NHTSA reports the incidents occurring in vehicles made by Stellantis (Chrysler), Kia, GM, and Audi, as well as remedial efforts made by BMW, Ford, GM and Volkswagen to address issues with the airbags.
GM in fact issued a recall on May 12 of nearly 1 million vehicles with the ARC airbag inflators due to the possible defect; four of the incidents cited by NHTSA involved GM vehicles.
“General Motors is voluntarily recalling certain 2014 to 2017 model year Chevrolet Traverse, GMC Acadia and Buick Enclave models. In these vehicles, the front-driver airbag inflator may contain a supplier manufacturing defect that may result in inflator rupture during deployment,” a GM spokesman said in a statement to Yahoo Finance. “GM is taking this expanded field action out of an abundance of caution and with the safety of our customers as our highest priority.”

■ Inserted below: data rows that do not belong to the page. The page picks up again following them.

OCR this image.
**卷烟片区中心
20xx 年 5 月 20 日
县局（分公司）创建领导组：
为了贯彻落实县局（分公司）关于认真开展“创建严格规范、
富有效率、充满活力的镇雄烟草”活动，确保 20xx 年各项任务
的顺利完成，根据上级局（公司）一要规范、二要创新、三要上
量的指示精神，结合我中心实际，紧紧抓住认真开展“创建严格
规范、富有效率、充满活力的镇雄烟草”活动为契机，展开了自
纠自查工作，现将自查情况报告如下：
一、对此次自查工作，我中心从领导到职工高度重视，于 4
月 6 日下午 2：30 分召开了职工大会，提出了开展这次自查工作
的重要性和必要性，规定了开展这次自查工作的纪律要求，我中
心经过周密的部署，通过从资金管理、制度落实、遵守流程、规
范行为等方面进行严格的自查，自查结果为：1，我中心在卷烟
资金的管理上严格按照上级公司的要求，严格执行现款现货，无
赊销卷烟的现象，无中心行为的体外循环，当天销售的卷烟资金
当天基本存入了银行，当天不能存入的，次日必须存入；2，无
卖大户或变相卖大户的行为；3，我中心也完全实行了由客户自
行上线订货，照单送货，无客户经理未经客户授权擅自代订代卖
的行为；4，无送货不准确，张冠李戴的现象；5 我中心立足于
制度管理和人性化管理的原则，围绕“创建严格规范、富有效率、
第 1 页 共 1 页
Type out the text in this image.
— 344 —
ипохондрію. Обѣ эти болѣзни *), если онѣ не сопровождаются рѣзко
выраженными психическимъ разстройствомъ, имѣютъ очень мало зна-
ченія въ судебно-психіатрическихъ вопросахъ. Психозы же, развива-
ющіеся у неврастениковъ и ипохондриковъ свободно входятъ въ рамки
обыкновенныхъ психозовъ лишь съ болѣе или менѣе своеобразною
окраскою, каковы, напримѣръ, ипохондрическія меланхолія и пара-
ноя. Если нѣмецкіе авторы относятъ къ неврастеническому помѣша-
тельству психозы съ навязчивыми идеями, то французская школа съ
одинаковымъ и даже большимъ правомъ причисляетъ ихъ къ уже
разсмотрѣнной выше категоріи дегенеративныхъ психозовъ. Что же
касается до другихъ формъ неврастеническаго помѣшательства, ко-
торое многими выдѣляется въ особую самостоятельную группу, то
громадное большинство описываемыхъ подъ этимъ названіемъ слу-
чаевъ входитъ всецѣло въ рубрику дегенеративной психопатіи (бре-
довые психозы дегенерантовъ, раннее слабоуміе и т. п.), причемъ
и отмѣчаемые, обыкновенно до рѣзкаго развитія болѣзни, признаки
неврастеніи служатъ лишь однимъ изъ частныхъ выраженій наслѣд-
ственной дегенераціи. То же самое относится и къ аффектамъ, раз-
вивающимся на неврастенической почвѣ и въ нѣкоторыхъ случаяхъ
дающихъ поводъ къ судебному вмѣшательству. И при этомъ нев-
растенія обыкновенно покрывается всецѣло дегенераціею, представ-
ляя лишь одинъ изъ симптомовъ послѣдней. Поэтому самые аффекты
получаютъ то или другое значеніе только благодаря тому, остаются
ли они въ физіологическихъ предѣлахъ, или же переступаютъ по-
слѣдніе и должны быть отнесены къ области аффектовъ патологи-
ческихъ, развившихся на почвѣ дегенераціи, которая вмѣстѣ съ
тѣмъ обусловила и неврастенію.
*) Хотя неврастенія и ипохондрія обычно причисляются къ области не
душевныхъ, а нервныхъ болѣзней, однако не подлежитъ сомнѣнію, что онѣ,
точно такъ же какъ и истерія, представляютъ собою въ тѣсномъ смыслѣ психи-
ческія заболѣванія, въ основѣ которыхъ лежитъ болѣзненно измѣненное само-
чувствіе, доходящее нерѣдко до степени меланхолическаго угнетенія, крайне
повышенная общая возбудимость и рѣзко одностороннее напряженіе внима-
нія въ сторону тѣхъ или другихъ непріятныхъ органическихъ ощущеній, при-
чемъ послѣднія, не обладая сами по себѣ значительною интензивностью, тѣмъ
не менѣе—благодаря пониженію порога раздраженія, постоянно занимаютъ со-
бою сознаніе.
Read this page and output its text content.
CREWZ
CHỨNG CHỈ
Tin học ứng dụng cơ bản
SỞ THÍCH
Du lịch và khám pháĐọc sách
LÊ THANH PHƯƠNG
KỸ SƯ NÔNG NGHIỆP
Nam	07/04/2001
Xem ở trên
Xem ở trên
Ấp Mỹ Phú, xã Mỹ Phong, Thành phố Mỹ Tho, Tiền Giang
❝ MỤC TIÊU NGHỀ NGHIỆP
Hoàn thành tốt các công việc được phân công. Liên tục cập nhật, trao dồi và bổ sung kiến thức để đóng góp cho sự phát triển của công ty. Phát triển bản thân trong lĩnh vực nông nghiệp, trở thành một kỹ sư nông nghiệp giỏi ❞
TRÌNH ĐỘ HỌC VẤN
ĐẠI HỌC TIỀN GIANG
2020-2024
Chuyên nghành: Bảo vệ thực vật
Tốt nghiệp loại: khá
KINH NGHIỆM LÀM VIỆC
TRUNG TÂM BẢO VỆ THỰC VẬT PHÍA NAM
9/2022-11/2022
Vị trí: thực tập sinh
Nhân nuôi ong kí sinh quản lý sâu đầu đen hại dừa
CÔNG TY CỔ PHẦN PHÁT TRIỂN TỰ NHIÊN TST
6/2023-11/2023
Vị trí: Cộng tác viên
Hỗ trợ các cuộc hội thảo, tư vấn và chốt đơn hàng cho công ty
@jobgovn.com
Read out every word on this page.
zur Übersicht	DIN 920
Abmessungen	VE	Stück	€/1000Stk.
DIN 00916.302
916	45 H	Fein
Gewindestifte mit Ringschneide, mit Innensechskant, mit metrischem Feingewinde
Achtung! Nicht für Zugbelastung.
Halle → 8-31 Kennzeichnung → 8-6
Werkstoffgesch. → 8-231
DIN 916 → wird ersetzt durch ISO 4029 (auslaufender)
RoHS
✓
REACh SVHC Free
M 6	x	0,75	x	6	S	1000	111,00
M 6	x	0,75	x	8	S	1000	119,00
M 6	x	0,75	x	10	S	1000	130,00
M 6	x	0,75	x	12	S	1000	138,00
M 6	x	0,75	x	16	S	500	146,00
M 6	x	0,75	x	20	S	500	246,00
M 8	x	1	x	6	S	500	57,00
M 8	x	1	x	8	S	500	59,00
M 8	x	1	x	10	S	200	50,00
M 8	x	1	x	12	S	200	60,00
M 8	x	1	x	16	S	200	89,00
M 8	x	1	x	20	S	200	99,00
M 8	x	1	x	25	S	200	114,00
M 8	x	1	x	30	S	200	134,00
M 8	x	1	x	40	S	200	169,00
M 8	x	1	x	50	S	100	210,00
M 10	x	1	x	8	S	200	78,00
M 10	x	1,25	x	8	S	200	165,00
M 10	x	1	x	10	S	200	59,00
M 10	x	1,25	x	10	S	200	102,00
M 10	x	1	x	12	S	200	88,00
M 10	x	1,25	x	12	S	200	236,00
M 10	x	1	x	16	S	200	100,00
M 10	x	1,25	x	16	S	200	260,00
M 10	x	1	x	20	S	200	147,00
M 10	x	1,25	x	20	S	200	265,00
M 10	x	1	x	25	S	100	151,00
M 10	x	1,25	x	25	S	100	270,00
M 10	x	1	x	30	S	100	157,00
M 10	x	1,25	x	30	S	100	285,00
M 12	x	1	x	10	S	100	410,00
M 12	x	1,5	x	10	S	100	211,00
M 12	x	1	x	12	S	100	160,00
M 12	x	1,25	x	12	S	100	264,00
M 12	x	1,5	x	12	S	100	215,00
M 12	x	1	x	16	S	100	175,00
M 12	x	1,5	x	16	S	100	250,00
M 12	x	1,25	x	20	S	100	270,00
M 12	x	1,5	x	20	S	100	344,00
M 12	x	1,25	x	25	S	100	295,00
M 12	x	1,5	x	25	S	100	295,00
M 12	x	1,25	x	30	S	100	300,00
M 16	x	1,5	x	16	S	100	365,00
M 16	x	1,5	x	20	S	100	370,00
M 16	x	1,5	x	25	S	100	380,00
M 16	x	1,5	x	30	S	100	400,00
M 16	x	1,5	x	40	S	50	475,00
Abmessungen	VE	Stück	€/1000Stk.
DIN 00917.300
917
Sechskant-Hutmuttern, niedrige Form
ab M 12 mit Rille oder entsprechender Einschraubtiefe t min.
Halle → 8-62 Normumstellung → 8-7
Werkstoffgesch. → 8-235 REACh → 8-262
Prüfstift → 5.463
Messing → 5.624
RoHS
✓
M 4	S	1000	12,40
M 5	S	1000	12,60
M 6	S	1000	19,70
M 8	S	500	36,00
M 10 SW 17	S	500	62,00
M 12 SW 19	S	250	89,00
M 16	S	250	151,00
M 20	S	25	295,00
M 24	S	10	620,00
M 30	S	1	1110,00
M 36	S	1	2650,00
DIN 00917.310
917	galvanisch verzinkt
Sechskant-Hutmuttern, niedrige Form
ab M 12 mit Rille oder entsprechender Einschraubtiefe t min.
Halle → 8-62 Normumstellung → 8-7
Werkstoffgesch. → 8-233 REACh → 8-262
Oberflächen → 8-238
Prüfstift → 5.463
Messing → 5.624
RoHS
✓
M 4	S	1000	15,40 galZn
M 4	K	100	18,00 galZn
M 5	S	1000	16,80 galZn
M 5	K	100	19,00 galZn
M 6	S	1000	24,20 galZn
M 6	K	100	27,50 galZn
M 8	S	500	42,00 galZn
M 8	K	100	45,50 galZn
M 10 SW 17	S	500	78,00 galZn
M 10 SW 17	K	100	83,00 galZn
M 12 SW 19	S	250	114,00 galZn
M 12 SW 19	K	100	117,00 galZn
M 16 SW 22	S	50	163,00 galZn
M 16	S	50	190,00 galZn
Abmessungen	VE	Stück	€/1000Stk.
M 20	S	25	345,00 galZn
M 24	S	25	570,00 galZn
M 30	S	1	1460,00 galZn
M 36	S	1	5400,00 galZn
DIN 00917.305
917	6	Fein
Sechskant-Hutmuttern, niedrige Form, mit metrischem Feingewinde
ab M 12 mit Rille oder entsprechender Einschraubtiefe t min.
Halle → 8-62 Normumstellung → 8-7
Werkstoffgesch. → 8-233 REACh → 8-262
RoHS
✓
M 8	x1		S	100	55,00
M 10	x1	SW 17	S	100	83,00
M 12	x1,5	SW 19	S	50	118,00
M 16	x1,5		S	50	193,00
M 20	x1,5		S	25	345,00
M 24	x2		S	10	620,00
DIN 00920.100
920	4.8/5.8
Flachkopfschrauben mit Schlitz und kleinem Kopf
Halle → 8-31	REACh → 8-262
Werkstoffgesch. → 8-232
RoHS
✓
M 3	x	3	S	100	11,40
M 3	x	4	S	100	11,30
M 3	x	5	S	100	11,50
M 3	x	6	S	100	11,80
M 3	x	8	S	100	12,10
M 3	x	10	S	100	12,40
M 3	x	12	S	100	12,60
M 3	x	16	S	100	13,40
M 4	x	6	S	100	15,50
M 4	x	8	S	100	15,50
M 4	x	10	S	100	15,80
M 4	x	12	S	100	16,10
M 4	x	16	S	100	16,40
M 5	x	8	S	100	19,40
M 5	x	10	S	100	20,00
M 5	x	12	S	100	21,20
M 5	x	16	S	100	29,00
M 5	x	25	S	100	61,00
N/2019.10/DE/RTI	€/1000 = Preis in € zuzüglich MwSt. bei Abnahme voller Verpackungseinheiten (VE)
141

In a letter to NTSA dated May 11th, ARC wrote that while it agrees with GM’s move to recall the vehicles due to “potential concerns” about the inflators, it disagrees with NHTSA’s demand for a full recall.
ARC wrote in its letter that NHTSA’s investigation into the defect was “not based upon any objective technical or engineering conclusion,” but rather conclusions and inferences based on the seven incidents that occurred in the US. “The Agency then asks ARC to prove a negative – that the 67 million inflators in this population are not defective,” ARC wrote.
ARC says NHTSA, vehicle manufacturers, and airbag module suppliers were not able to determine a “root cause” for the ruptures in the inflators, and ARC believes the issues in defective inflators were “one-off” manufacturing anomalies that were addressed by automakers in specific recalls done in the past.
ARC says that under the NHTSA Safety Act, a “defect” means more than an isolated failure, and NHTSA’s recall demand falls short of “establishing a common root cause or that these failures were anything other than occasional or isolated.”
Finally, ARC says that NHTSA’s ability to demand safety recalls does not apply to parts manufacturers like ARC. “The Safety Act and NHTSA’s implementing regulations expressly provide that vehicle manufacturers, not original equipment manufacturers, shall have recall responsibility for any defects found in original equipment installed in their vehicles.”
ARC did not immediately respond when Yahoo Finance reached out for comment.